Niu Wei, Fang Yue-Wen, Liu Ruxin, Wu Zhenqi, Chen Yongda, Gan Yulin, Zhang Xiaoqian, Zhu Chunhui, Wang Lixia, Xu Yongbing, Pu Yong, Chen Yunzhong, Wang Xuefeng
New Energy Technology Engineering Laboratory of Jiangsu Province and School of Science, Nanjing University of Posts and Telecommunications, Nanjing 210023, China.
Jiangsu Provincial Key Laboratory of Advanced Photonic and Electronic Materials, School of Electronic Science and Engineering, Collaborative Innovation Center of Advanced Microstructures, Nanjing University, Nanjing 210093, P. R. China.
J Phys Chem Lett. 2022 Apr 7;13(13):2976-2985. doi: 10.1021/acs.jpclett.2c00384. Epub 2022 Mar 28.

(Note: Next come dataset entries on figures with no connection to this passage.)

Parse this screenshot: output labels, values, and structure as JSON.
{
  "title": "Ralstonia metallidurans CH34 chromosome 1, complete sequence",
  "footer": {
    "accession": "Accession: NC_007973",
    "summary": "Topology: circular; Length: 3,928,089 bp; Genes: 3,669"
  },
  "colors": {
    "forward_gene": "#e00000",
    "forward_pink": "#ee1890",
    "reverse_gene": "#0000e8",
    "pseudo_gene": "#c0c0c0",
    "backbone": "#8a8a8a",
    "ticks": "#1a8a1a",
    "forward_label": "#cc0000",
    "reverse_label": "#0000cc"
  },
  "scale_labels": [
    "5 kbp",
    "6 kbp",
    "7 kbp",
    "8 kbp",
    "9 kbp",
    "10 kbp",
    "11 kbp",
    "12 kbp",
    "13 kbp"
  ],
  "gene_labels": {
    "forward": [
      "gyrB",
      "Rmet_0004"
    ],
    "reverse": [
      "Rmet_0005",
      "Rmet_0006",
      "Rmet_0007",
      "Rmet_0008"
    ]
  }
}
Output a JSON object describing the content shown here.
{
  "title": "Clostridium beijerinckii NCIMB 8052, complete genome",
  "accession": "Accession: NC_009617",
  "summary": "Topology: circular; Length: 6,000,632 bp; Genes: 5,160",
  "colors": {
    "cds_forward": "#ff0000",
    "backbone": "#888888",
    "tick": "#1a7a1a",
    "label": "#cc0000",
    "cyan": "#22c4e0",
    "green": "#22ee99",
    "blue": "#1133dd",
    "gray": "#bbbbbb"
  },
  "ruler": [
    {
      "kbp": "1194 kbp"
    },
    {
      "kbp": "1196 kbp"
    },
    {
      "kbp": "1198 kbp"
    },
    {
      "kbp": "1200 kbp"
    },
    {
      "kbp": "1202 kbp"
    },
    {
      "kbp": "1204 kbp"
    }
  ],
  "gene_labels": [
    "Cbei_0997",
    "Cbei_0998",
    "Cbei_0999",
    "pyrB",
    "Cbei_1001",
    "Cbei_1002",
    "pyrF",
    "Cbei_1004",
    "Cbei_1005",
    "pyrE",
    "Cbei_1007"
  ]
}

Two-dimensional electron gas (2DEG) formed at the heterointerface between two oxide insulators hosts plenty of emergent phenomena and provides new opportunities for electronics and photoelectronics. However, despite being long sought after, on-demand properties controlled through a fully optical illumination remain far from being explored. Herein, a giant tunability of the 2DEG at the interface of γ-AlO/SrTiO through a fully optical gating is discovered. Specifically, photon-generated carriers lead to a delicate tunability of the carrier density and the underlying electronic structure, which is accompanied by the remarkable Lifshitz transition. Moreover, the 2DEG can be optically tuned to possess a maximum Rashba spin-orbit coupling, particularly at the crossing region of the sub-bands with different symmetries. First-principles calculations essentially well explain the optical modulation of γ-AlO/SrTiO. Our fully optical gating opens a new pathway for manipulating emergent properties of the 2DEGs and is promising for on-demand photoelectric devices.